There’s no place on earth like Wanuskewin Heritage Park.

What we’re hoping that the visitors will take away is the power of partnership.

We’ve had this wonderful partnership with Parks Canada

where we’re able to bring the bison back which strengthens our culture.

When visitors come here they get to see indigenous culture in action,

they get to participate in curriculum programs around the bison

and have an authentic experience that makes them better human beings.

The bison were there for our sustenance.

They, historically, provided everything we needed.

The bison are the iconic animals of North America.

They had a near demise, extinction,

very close to extinction in the early 1870s

and by 1885 their population had gone from 26 or 30 million

down to less than a thousand.

So, that’s cataclysmic.

We move about 200 animals,

our goal is to keep the capacity of our herd between 3 and 500,

4 to 500 is optimal.

So, we send those animals on an order of preference

to other conservation herds, to indigenous groups,

to educational institutions and if we still have animals left over after that

they go to public auction.

But there are some practical implications here too.
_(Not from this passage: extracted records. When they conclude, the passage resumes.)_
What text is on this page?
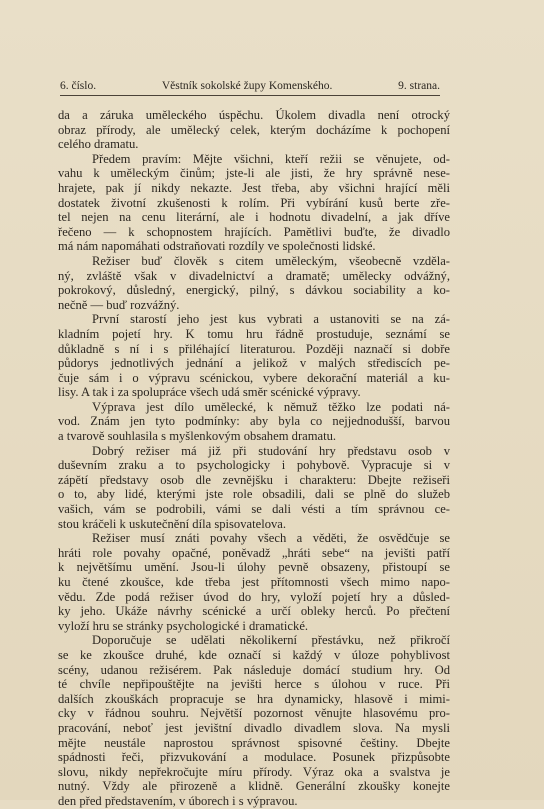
6. číslo.	Věstník sokolské župy Komenského.	9. strana.
da a záruka uměleckého úspěchu. Úkolem divadla není otrocký
obraz přírody, ale umělecký celek, kterým docházíme k pochopení
celého dramatu.
Předem pravím: Mějte všichni, kteří režii se věnujete, od-
vahu k uměleckým činům; jste-li ale jisti, že hry správně nese-
hrajete, pak jí nikdy nekazte. Jest třeba, aby všichni hrající měli
dostatek životní zkušenosti k rolím. Při vybírání kusů berte zře-
tel nejen na cenu literární, ale i hodnotu divadelní, a jak dříve
řečeno — k schopnostem hrajících. Pamětlivi buďte, že divadlo
má nám napomáhati odstraňovati rozdíly ve společnosti lidské.
Režiser buď člověk s citem uměleckým, všeobecně vzděla-
ný, zvláště však v divadelnictví a dramatě; umělecky odvážný,
pokrokový, důsledný, energický, pilný, s dávkou sociability a ko-
nečně — buď rozvážný.
První starostí jeho jest kus vybrati a ustanoviti se na zá-
kladním pojetí hry. K tomu hru řádně prostuduje, seznámí se
důkladně s ní i s přiléhající literaturou. Později naznačí si dobře
půdorys jednotlivých jednání a jelikož v malých střediscích pe-
čuje sám i o výpravu scénickou, vybere dekorační materiál a ku-
lisy. A tak i za spolupráce všech udá směr scénické výpravy.
Výprava jest dílo umělecké, k němuž těžko lze podati ná-
vod. Znám jen tyto podmínky: aby byla co nejjednodušší, barvou
a tvarově souhlasila s myšlenkovým obsahem dramatu.
Dobrý režiser má již při studování hry představu osob v
duševním zraku a to psychologicky i pohybově. Vypracuje si v
zápětí představy osob dle zevnějšku i charakteru: Dbejte režiseři
o to, aby lidé, kterými jste role obsadili, dali se plně do služeb
vašich, vám se podrobili, vámi se dali vésti a tím správnou ce-
stou kráčeli k uskutečnění díla spisovatelova.
Režiser musí znáti povahy všech a věděti, že osvědčuje se
hráti role povahy opačné, poněvadž „hráti sebe“ na jevišti patří
k největšímu umění. Jsou-li úlohy pevně obsazeny, přistoupí se
ku čtené zkoušce, kde třeba jest přítomnosti všech mimo napo-
vědu. Zde podá režiser úvod do hry, vyloží pojetí hry a důsled-
ky jeho. Ukáže návrhy scénické a určí obleky herců. Po přečtení
vyloží hru se stránky psychologické i dramatické.
Doporučuje se udělati několikerní přestávku, než přikročí
se ke zkoušce druhé, kde označí si každý v úloze pohyblivost
scény, udanou režisérem. Pak následuje domácí studium hry. Od
té chvíle nepřipouštějte na jevišti herce s úlohou v ruce. Při
dalších zkouškách propracuje se hra dynamicky, hlasově i mimi-
cky v řádnou souhru. Největší pozornost věnujte hlasovému pro-
pracování, neboť jest jevištní divadlo divadlem slova. Na mysli
mějte neustále naprostou správnost spisovné češtiny. Dbejte
spádnosti řeči, přizvukování a modulace. Posunek přizpůsobte
slovu, nikdy nepřekročujte míru přírody. Výraz oka a svalstva je
nutný. Vždy ale přirozeně a klidně. Generální zkoušky konejte
den před představením, v úborech i s výpravou.
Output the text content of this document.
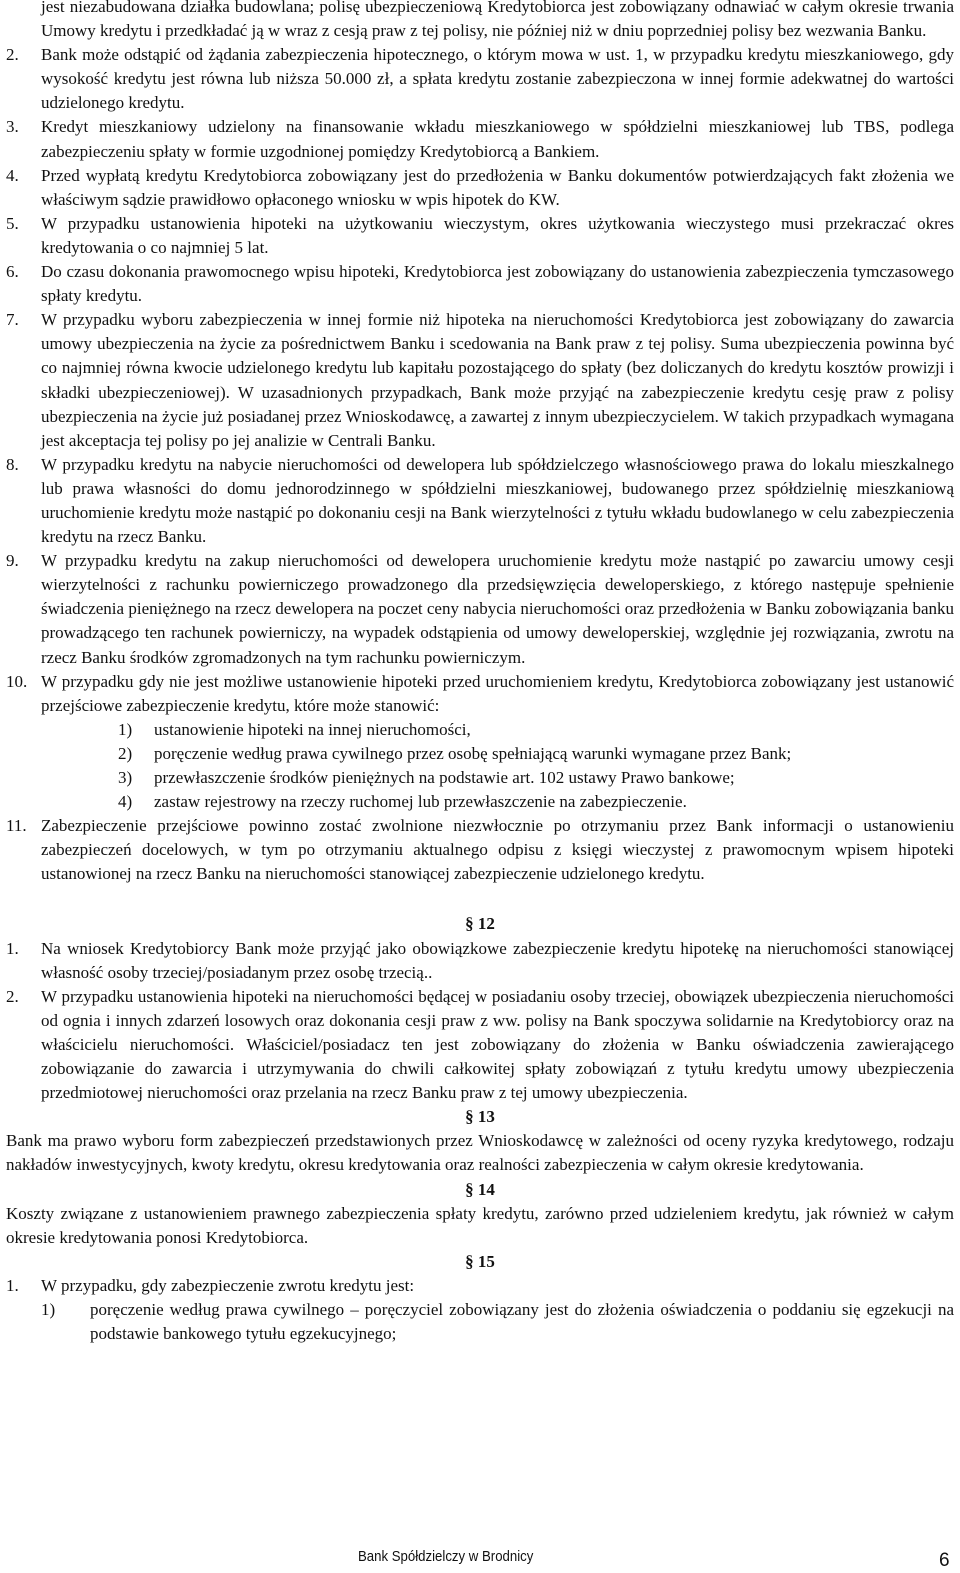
jest niezabudowana działka budowlana; polisę ubezpieczeniową Kredytobiorca jest zobowiązany odnawiać w całym okresie trwania Umowy kredytu i przedkładać ją w wraz z cesją praw z tej polisy, nie później niż w dniu poprzedniej polisy bez wezwania Banku.
2. Bank może odstąpić od żądania zabezpieczenia hipotecznego, o którym mowa w ust. 1, w przypadku kredytu mieszkaniowego, gdy wysokość kredytu jest równa lub niższa 50.000 zł, a spłata kredytu zostanie zabezpieczona w innej formie adekwatnej do wartości udzielonego kredytu.
3. Kredyt mieszkaniowy udzielony na finansowanie wkładu mieszkaniowego w spółdzielni mieszkaniowej lub TBS, podlega zabezpieczeniu spłaty w formie uzgodnionej pomiędzy Kredytobiorcą a Bankiem.
4. Przed wypłatą kredytu Kredytobiorca zobowiązany jest do przedłożenia w Banku dokumentów potwierdzających fakt złożenia we właściwym sądzie prawidłowo opłaconego wniosku w wpis hipotek do KW.
5. W przypadku ustanowienia hipoteki na użytkowaniu wieczystym, okres użytkowania wieczystego musi przekraczać okres kredytowania o co najmniej 5 lat.
6. Do czasu dokonania prawomocnego wpisu hipoteki, Kredytobiorca jest zobowiązany do ustanowienia zabezpieczenia tymczasowego spłaty kredytu.
7. W przypadku wyboru zabezpieczenia w innej formie niż hipoteka na nieruchomości Kredytobiorca jest zobowiązany do zawarcia umowy ubezpieczenia na życie za pośrednictwem Banku i scedowania na Bank praw z tej polisy. Suma ubezpieczenia powinna być co najmniej równa kwocie udzielonego kredytu lub kapitału pozostającego do spłaty (bez doliczanych do kredytu kosztów prowizji i składki ubezpieczeniowej). W uzasadnionych przypadkach, Bank może przyjąć na zabezpieczenie kredytu cesję praw z polisy ubezpieczenia na życie już posiadanej przez Wnioskodawcę, a zawartej z innym ubezpieczycielem. W takich przypadkach wymagana jest akceptacja tej polisy po jej analizie w Centrali Banku.
8. W przypadku kredytu na nabycie nieruchomości od dewelopera lub spółdzielczego własnościowego prawa do lokalu mieszkalnego lub prawa własności do domu jednorodzinnego w spółdzielni mieszkaniowej, budowanego przez spółdzielnię mieszkaniową uruchomienie kredytu może nastąpić po dokonaniu cesji na Bank wierzytelności z tytułu wkładu budowlanego w celu zabezpieczenia kredytu na rzecz Banku.
9. W przypadku kredytu na zakup nieruchomości od dewelopera uruchomienie kredytu może nastąpić po zawarciu umowy cesji wierzytelności z rachunku powierniczego prowadzonego dla przedsięwzięcia deweloperskiego, z którego następuje spełnienie świadczenia pieniężnego na rzecz dewelopera na poczet ceny nabycia nieruchomości oraz przedłożenia w Banku zobowiązania banku prowadzącego ten rachunek powierniczy, na wypadek odstąpienia od umowy deweloperskiej, względnie jej rozwiązania, zwrotu na rzecz Banku środków zgromadzonych na tym rachunku powierniczym.
10. W przypadku gdy nie jest możliwe ustanowienie hipoteki przed uruchomieniem kredytu, Kredytobiorca zobowiązany jest ustanowić przejściowe zabezpieczenie kredytu, które może stanowić:
1) ustanowienie hipoteki na innej nieruchomości,
2) poręczenie według prawa cywilnego przez osobę spełniającą warunki wymagane przez Bank;
3) przewłaszczenie środków pieniężnych na podstawie art. 102 ustawy Prawo bankowe;
4) zastaw rejestrowy na rzeczy ruchomej lub przewłaszczenie na zabezpieczenie.
11. Zabezpieczenie przejściowe powinno zostać zwolnione niezwłocznie po otrzymaniu przez Bank informacji o ustanowieniu zabezpieczeń docelowych, w tym po otrzymaniu aktualnego odpisu z księgi wieczystej z prawomocnym wpisem hipoteki ustanowionej na rzecz Banku na nieruchomości stanowiącej zabezpieczenie udzielonego kredytu.

§ 12

1. Na wniosek Kredytobiorcy Bank może przyjąć jako obowiązkowe zabezpieczenie kredytu hipotekę na nieruchomości stanowiącej własność osoby trzeciej/posiadanym przez osobę trzecią..
2. W przypadku ustanowienia hipoteki na nieruchomości będącej w posiadaniu osoby trzeciej, obowiązek ubezpieczenia nieruchomości od ognia i innych zdarzeń losowych oraz dokonania cesji praw z ww. polisy na Bank spoczywa solidarnie na Kredytobiorcy oraz na właścicielu nieruchomości. Właściciel/posiadacz ten jest zobowiązany do złożenia w Banku oświadczenia zawierającego zobowiązanie do zawarcia i utrzymywania do chwili całkowitej spłaty zobowiązań z tytułu kredytu umowy ubezpieczenia przedmiotowej nieruchomości oraz przelania na rzecz Banku praw z tej umowy ubezpieczenia.

§ 13

Bank ma prawo wyboru form zabezpieczeń przedstawionych przez Wnioskodawcę w zależności od oceny ryzyka kredytowego, rodzaju nakładów inwestycyjnych, kwoty kredytu, okresu kredytowania oraz realności zabezpieczenia w całym okresie kredytowania.

§ 14

Koszty związane z ustanowieniem prawnego zabezpieczenia spłaty kredytu, zarówno przed udzieleniem kredytu, jak również w całym okresie kredytowania ponosi Kredytobiorca.

§ 15

1. W przypadku, gdy zabezpieczenie zwrotu kredytu jest:
1) poręczenie według prawa cywilnego – poręczyciel zobowiązany jest do złożenia oświadczenia o poddaniu się egzekucji na podstawie bankowego tytułu egzekucyjnego;
Bank Spółdzielczy w Brodnicy	6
When you go from 26 to 30 million

down to a thousand,

and then you start increasing the size of these herds

because of restoration efforts,

there is what is known as a genetic bottleneck.

Being able to increase genetic diversity means sharing animals,

like the arrangement we have with Grasslands

is one way of doing this.

I love the idea that Wanuskewin

would be a beacon,

a model for grassland restoration,

bison restoration and to celebrate first nation cultural history.
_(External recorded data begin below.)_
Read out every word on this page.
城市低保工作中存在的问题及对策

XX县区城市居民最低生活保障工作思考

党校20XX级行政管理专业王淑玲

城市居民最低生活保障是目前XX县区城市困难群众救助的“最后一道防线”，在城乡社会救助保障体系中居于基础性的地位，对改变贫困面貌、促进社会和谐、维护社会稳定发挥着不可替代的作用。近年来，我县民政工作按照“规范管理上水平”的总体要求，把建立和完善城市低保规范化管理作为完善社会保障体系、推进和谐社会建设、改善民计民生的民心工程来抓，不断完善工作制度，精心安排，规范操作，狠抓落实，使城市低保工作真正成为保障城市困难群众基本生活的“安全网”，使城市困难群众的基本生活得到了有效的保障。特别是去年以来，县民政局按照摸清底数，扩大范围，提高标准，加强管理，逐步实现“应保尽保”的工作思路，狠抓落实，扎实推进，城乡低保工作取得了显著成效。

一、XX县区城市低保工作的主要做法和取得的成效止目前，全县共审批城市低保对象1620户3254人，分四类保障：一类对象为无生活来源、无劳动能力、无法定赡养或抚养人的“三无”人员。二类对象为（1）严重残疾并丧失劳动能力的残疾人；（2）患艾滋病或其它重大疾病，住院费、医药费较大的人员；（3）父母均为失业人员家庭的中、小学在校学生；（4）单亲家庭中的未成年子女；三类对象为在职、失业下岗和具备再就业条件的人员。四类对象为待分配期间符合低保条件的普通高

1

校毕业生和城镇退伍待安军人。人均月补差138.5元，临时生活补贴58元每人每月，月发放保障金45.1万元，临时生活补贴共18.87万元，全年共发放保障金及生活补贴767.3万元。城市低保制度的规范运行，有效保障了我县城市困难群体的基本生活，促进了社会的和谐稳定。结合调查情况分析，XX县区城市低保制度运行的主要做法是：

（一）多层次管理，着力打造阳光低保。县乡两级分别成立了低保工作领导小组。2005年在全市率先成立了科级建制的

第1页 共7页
It’s a realization of the dream of elders from 40 years ago

and we’re so happy to have that realization back.

There was a prophecy that had once said

that when the bison come back, the culture comes back.

I think that’s how

people can work together.

That’s an example that we have to take care of each other

when things are down…

And then a better life.

Since they were reintroduced to Grasslands National Park in 2005, the plains bison herd thrived. High quality grasses, high birth rates, lack of disease, and virtually no predators have allowed the herd to grow. Parks Canada manages the herd to stay at an ideal size for the health of the bison as well as the prairie ecosystem in the portion of the Park in which they live.
Bison grazing is a key contributor to the health of the mixed-grass prairie ecosystem in the Park. With no predators, the number of bison increases steadily and the herd size must be managed to ensure the health of both the bison and the ecosystem. Every two years, the herd is assessed and a number of bison are removed. Animals to be removed are carefully chosen to imitate what would happen if natural predators were present, and to preserve the genetic health and social structure of the herd. Animals removed from the herd are made available to conservation organizations, Indigenous communities, zoos and display herds and research institutions.
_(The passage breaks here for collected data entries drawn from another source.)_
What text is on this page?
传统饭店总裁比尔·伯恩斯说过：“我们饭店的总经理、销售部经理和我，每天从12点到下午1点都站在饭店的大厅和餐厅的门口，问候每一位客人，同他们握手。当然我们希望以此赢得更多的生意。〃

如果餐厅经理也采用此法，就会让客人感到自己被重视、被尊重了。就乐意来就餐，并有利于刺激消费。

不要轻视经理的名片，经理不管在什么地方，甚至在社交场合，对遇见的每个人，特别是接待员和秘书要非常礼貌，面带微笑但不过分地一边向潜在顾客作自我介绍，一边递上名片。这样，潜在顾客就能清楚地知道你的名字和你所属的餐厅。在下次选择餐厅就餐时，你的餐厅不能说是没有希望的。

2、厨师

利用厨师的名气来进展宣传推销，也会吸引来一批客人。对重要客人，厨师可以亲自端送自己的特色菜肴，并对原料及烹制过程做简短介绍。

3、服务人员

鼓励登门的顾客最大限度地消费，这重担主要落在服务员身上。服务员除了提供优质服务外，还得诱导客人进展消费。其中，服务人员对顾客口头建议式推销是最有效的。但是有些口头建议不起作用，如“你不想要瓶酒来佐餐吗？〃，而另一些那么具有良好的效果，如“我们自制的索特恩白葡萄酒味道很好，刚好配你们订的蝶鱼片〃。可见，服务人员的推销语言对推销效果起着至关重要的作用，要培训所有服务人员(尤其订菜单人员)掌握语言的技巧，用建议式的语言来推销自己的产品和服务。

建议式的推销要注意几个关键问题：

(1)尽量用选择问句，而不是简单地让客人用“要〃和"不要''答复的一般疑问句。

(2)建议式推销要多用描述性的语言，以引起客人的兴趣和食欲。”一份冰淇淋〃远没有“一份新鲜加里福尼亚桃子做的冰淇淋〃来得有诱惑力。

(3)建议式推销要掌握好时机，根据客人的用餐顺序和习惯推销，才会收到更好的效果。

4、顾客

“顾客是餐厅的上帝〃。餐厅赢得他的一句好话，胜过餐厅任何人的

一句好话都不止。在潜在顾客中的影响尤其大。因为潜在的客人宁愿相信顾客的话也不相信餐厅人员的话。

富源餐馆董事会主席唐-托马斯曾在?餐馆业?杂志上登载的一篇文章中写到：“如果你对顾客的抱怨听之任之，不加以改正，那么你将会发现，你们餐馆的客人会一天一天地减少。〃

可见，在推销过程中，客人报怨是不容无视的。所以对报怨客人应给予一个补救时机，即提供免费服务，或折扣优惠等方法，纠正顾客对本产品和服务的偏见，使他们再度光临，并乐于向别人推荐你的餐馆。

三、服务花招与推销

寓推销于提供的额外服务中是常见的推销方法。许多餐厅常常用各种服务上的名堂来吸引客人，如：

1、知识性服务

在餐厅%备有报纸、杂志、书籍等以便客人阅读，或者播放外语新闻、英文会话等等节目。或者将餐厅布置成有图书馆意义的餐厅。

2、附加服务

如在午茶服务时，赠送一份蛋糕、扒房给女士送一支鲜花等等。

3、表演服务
In July 2019, Parks Canada and Wanuskewin agreed to the transfer of six adult plains bison from Grasslands National Park to Wanuskewin Heritage Park in Saskatoon. The bison arrived at Wanuskewin on December 6, 2019.

Besides Wanuskewin, in 2019, bison were also transferred from Grasslands National Park under an agreement with the University of Saskatchewan to support the Western College of Veterinary Medicine’s bison genome biobank program.

In working with organizations like Wanuskewin and the University of Saskatchewan, Parks Canada is contributing to the global survival and wellbeing of an iconic and majestic animal.